Beispielhaft nachzuweisen, dass und warum der Zweite Abendmahlsstreit mitten hinein gehört in die so zu umreißenden Konfessionsbildungsprozesse, warum also ausgesprochen vorsichtig mit (vorschnellen) kategorialen Zuordnungen bestimmter Lehrgehalte und Akteure zu unterscheidbaren Konfessionen oder gar Konfessionskirchentümern umzugehen ist, ist die zentrale Leistung der Studie. Besonders hervorzuheben ist dabei einerseits die konsequente Berücksichtigung derjenigen Stimmen oder Voten, die zwischen den sich ausbildenden Extrempositionen Stellung beziehen und bislang angesichts der vorausgesetzten konfessionellen Bipolarität des Streits viel zu wenig beachtet wurden, andererseits die geographische Weite der gewählten Perspektive. So werden Zusammenhänge und Hintergründe sichtbar, die für die (konfessions-)historische Bewertung des Streits, seiner Phasen und Protagonisten genauso wenig bekannt wie eminent wichtig sind. Ohne sie würde eben nicht hinreichend klar, welch gewichtige Rolle der Konflikt für jene Konfessionsbildungsprozesse spielte. Denn erst und wesentlich durch ihn wird den beteiligten Kontrahenten selbst und ihren heutigen Beobachtern begründet deutlich: "Es würde keiner Streitpartei gelingen, ihre Abendmahlslehre und ihre Vorstellung evangelischer Identität als gesamtreformatorisch normativ durchzusetzen" (547).
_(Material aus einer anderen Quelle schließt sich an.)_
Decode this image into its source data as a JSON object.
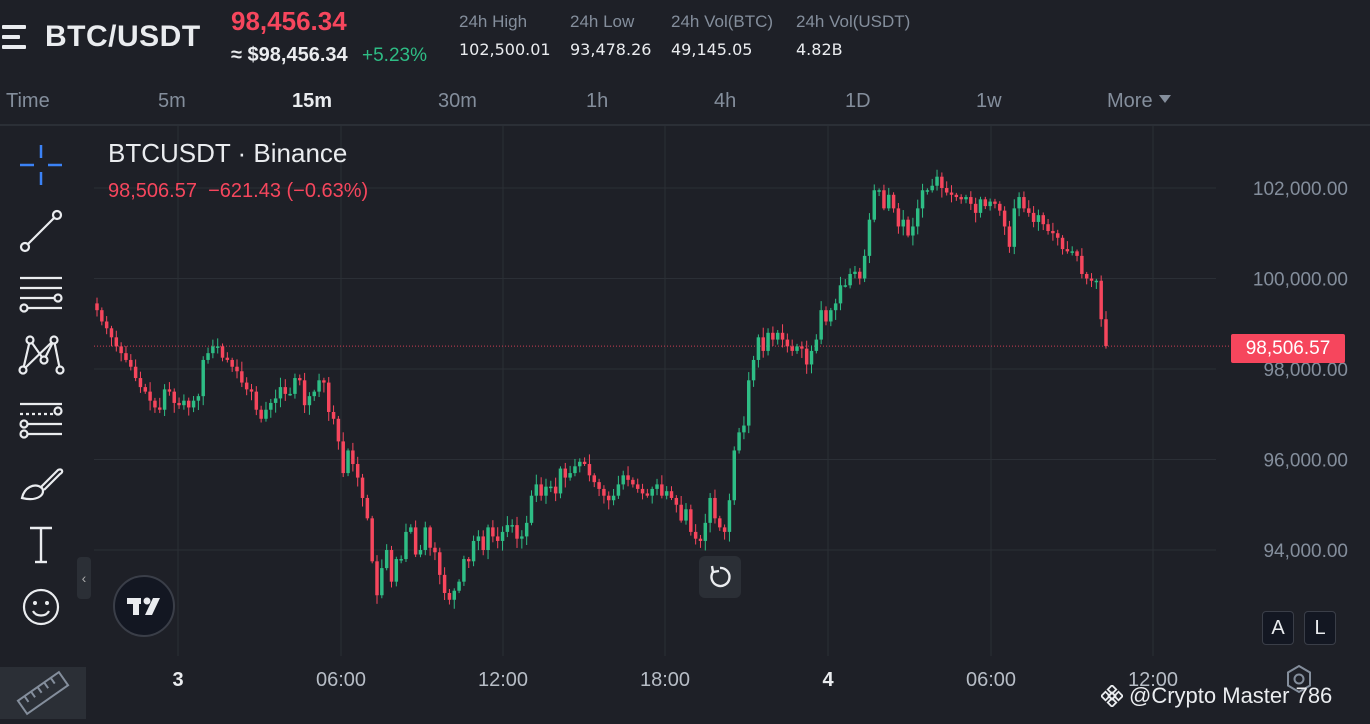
{
  "header": {
    "pair": "BTC/USDT",
    "price": "98,456.34",
    "approx": "≈ $98,456.34",
    "change": "+5.23%",
    "stats": [
      {
        "label": "24h High",
        "value": "102,500.01"
      },
      {
        "label": "24h Low",
        "value": "93,478.26"
      },
      {
        "label": "24h Vol(BTC)",
        "value": "49,145.05"
      },
      {
        "label": "24h Vol(USDT)",
        "value": "4.82B"
      }
    ]
  },
  "tabs": [
    "Time",
    "5m",
    "15m",
    "30m",
    "1h",
    "4h",
    "1D",
    "1w",
    "More"
  ],
  "active_tab": "15m",
  "chart_header": {
    "title": "BTCUSDT · Binance",
    "ohlc": "98,506.57  −621.43 (−0.63%)"
  },
  "last_price_badge": "98,506.57",
  "axis_buttons": {
    "auto": "A",
    "log": "L"
  },
  "watermark": "@Crypto Master 786",
  "toolbar_icons": [
    "crosshair-icon",
    "trendline-icon",
    "fib-lines-icon",
    "pattern-icon",
    "forecast-icon",
    "brush-icon",
    "text-icon",
    "emoji-icon",
    "ruler-icon"
  ],
  "colors": {
    "up": "#2ebd85",
    "down": "#f6465d",
    "background": "#1e2027",
    "grid": "#2b2f36"
  },
  "chart_data": {
    "type": "candlestick",
    "title": "BTCUSDT · Binance",
    "interval": "15m",
    "x_tick_labels": [
      "3",
      "06:00",
      "12:00",
      "18:00",
      "4",
      "06:00",
      "12:00"
    ],
    "y_tick_labels": [
      "102,000.00",
      "100,000.00",
      "98,000.00",
      "96,000.00",
      "94,000.00"
    ],
    "ylim": [
      92400,
      103300
    ],
    "last_price": 98506.57,
    "closes": [
      99300,
      99050,
      98900,
      98700,
      98500,
      98350,
      98200,
      98050,
      97800,
      97600,
      97500,
      97300,
      97150,
      97100,
      97550,
      97500,
      97250,
      97200,
      97300,
      97150,
      97300,
      97400,
      98200,
      98350,
      98500,
      98500,
      98250,
      98200,
      98050,
      97950,
      97700,
      97550,
      97500,
      97100,
      96900,
      97100,
      97250,
      97350,
      97600,
      97450,
      97450,
      97800,
      97750,
      97200,
      97400,
      97500,
      97750,
      97700,
      97050,
      96900,
      96400,
      95700,
      96200,
      95900,
      95600,
      95150,
      94700,
      93750,
      93000,
      93600,
      94000,
      93300,
      93800,
      93800,
      94400,
      94500,
      93900,
      94000,
      94500,
      94050,
      93950,
      93450,
      93050,
      92900,
      93100,
      93300,
      93800,
      93750,
      94200,
      94300,
      94000,
      94500,
      94300,
      94200,
      94400,
      94550,
      94550,
      94250,
      94300,
      94600,
      95200,
      95450,
      95200,
      95400,
      95400,
      95250,
      95800,
      95600,
      95700,
      95850,
      95950,
      95900,
      95650,
      95500,
      95350,
      95200,
      95100,
      95200,
      95450,
      95650,
      95550,
      95450,
      95350,
      95250,
      95200,
      95350,
      95450,
      95200,
      95300,
      95150,
      95000,
      94650,
      94900,
      94400,
      94250,
      94200,
      94600,
      95150,
      94700,
      94500,
      94400,
      95100,
      96200,
      96600,
      96750,
      97750,
      98200,
      98700,
      98400,
      98800,
      98650,
      98800,
      98650,
      98500,
      98400,
      98500,
      98450,
      98100,
      98400,
      98650,
      99300,
      99050,
      99300,
      99450,
      99850,
      99850,
      100100,
      100150,
      100000,
      100500,
      101300,
      101950,
      101950,
      101550,
      101850,
      101550,
      101150,
      101300,
      100950,
      101150,
      101550,
      101950,
      101950,
      102050,
      102250,
      102000,
      101900,
      101850,
      101800,
      101750,
      101800,
      101650,
      101450,
      101750,
      101600,
      101700,
      101650,
      101500,
      101150,
      100700,
      101550,
      101800,
      101550,
      101450,
      101250,
      101400,
      101200,
      101050,
      101000,
      100900,
      100650,
      100600,
      100600,
      100500,
      100100,
      100000,
      99950,
      99950,
      99100,
      98506.57
    ]
  }
}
Damit ist der Zweite Abendmahlsstreit eine entscheidende Wegmarke hin zur Herausbildung konkurrierender religiöser Wahrheits- und kultureller Gestaltungsansprüche, wie sie die konfessionellen Sozialgestalten der Frühen Neuzeit dann institutionell verkörpern sollten. Es erübrigt sich nach dem bisher Gesagten fast, abschließend darauf hinzuweisen, dass nicht nur die quellengesättigten Befunde, sondern auch die vielen luziden Seitenblicke eine nur schwer zu überblickende Menge an Anregungen für weitere Überlegungen zur eingangs genannten übergeordneten Frage bereithalten. Auch deshalb wird die passagenweise geradezu kompendienhafte Studie ihren Weg in die entsprechenden interdisziplinären Diskurse sicher rasch finden.